The Basic package is the main operational package.

It should be treated as:

  • one commercial package
  • backed by one basic capability domain
  • compatible with specific add-ons
  • the main operational entry point for companies

It is the main product bundle for companies that want operational planning, artist intelligence, event management, workspace tooling, and market support features.


Finance, AI, Touring, Market, and Venue Availability are different from Basic add-ons because they can be purchased alone.

This means:

  • they are not dependent on Basic
  • they must have their own module identity
  • they must have their own permission families
  • they should not be documented as “just advanced add-ons”
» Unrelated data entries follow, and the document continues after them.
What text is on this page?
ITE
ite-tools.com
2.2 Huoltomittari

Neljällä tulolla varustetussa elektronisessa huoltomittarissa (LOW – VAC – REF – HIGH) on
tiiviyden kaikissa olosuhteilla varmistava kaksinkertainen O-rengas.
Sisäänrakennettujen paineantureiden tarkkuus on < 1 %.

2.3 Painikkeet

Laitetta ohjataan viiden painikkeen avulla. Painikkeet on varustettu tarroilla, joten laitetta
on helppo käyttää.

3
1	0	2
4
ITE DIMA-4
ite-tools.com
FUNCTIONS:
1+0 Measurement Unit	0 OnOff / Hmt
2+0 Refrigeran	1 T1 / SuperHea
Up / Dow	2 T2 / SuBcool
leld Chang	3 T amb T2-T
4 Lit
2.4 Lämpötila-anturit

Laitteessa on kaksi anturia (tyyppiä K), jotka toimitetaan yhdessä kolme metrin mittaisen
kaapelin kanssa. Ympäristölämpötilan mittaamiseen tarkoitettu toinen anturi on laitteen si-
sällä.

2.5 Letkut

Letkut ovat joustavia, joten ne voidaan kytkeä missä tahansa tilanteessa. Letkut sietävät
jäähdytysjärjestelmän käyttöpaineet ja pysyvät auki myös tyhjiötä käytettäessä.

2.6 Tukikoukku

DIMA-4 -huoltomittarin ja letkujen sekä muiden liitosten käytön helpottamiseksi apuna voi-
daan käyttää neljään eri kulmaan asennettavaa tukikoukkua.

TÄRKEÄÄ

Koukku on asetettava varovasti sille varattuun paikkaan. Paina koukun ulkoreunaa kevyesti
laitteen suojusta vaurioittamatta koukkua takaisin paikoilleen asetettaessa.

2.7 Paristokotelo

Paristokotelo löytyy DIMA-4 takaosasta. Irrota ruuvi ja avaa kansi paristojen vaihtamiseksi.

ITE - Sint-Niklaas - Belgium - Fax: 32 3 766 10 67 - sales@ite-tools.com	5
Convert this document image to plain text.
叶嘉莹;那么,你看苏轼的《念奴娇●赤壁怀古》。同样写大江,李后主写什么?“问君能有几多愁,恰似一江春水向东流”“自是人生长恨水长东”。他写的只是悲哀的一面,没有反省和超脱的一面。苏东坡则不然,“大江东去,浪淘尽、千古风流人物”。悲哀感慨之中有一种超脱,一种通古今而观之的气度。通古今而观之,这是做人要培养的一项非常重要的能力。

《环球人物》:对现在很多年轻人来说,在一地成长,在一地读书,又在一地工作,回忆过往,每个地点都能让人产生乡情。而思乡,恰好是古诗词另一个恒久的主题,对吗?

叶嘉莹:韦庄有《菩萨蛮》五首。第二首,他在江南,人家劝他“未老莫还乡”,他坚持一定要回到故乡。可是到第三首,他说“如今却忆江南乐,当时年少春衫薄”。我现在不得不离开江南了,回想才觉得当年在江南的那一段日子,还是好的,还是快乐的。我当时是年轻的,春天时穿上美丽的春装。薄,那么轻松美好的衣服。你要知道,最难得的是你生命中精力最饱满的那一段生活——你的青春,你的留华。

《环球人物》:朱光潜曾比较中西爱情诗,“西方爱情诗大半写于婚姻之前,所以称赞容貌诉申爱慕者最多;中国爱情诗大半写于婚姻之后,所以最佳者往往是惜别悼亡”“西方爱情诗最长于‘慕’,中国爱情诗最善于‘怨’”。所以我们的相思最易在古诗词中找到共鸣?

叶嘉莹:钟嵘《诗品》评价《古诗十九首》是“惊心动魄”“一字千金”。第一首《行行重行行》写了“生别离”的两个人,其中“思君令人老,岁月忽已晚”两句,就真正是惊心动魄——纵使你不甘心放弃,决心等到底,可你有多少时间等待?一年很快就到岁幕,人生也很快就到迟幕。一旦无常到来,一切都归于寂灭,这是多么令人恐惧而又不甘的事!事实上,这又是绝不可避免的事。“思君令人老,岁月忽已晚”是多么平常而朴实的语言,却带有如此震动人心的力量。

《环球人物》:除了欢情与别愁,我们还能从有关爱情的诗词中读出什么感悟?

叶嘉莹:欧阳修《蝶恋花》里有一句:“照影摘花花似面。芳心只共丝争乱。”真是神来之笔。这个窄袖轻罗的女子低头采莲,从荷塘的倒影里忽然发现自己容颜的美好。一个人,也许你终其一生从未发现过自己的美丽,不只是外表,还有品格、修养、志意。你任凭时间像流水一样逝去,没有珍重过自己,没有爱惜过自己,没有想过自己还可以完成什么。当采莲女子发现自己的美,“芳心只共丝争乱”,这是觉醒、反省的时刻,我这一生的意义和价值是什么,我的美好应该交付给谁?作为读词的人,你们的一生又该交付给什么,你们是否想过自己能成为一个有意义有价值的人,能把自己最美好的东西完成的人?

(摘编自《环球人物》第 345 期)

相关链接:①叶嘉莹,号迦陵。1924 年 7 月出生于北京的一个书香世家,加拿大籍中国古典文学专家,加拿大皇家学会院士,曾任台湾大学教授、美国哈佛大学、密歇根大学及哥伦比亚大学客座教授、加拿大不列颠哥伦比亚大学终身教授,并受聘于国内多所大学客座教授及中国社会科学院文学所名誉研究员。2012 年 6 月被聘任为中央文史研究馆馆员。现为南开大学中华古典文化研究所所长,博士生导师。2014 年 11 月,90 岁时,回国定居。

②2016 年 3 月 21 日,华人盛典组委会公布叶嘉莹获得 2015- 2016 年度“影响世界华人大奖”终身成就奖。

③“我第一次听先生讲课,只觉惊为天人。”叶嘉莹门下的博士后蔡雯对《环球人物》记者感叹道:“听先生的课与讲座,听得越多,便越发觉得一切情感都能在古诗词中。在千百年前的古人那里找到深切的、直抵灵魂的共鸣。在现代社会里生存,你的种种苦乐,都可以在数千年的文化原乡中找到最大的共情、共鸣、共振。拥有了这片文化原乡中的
Add-ons are optional commercial enhancements to an existing product path.

Current add-ons:

  • Vendor directory
  • Venue directory
  • Live ticket sales
  • AI report over sales for marketing campaigns

These should be treated as:

  • optional
  • explicitly compatible
  • commercially meaningful
  • not direct user permissions by themselves

Permissions must never be defined directly from package names.

Use:

  • package -> commercial availability
  • module -> permission namespace
  • permission -> actual user action

Good examples:

finance.income.read
finance.expenses.write
market.contracts.read
venue.availability.read
basic.events.create

Bad examples:

basic-package-user
premium-package-editor
finance-addon-person

Delegation is not the same as permission.

Permission answers:

What can this user do?

Delegation answers:

What can this user grant or manage for another user?

Example:

  • user has finance.write
  • but delegation may still forbid them from granting finance.write to someone else

10. How to create future commercial products

Section titled “10. How to create future commercial products”
  • the product is a real commercial tier
  • module composition differs
  • add-on compatibility differs
  • the target customer profile differs clearly
  • the capability is a real product boundary
  • it needs its own permission namespace
  • it may be sold independently
  • the capability is optional
  • it enhances an existing package or module
  • it does not deserve a full standalone module identity

Do not:

  • create a package when a price list would solve the problem
  • create a module for one tiny feature
  • create an add-on for something that should always be included

The platform commercial model must stay clean:

  • packages are commercial bundles
  • modules are capability boundaries
  • add-ons are optional extensions
  • permissions are module-scoped user actions
  • delegation controls what users may grant to others

That separation is the rule that allows the platform to grow without breaking access governance.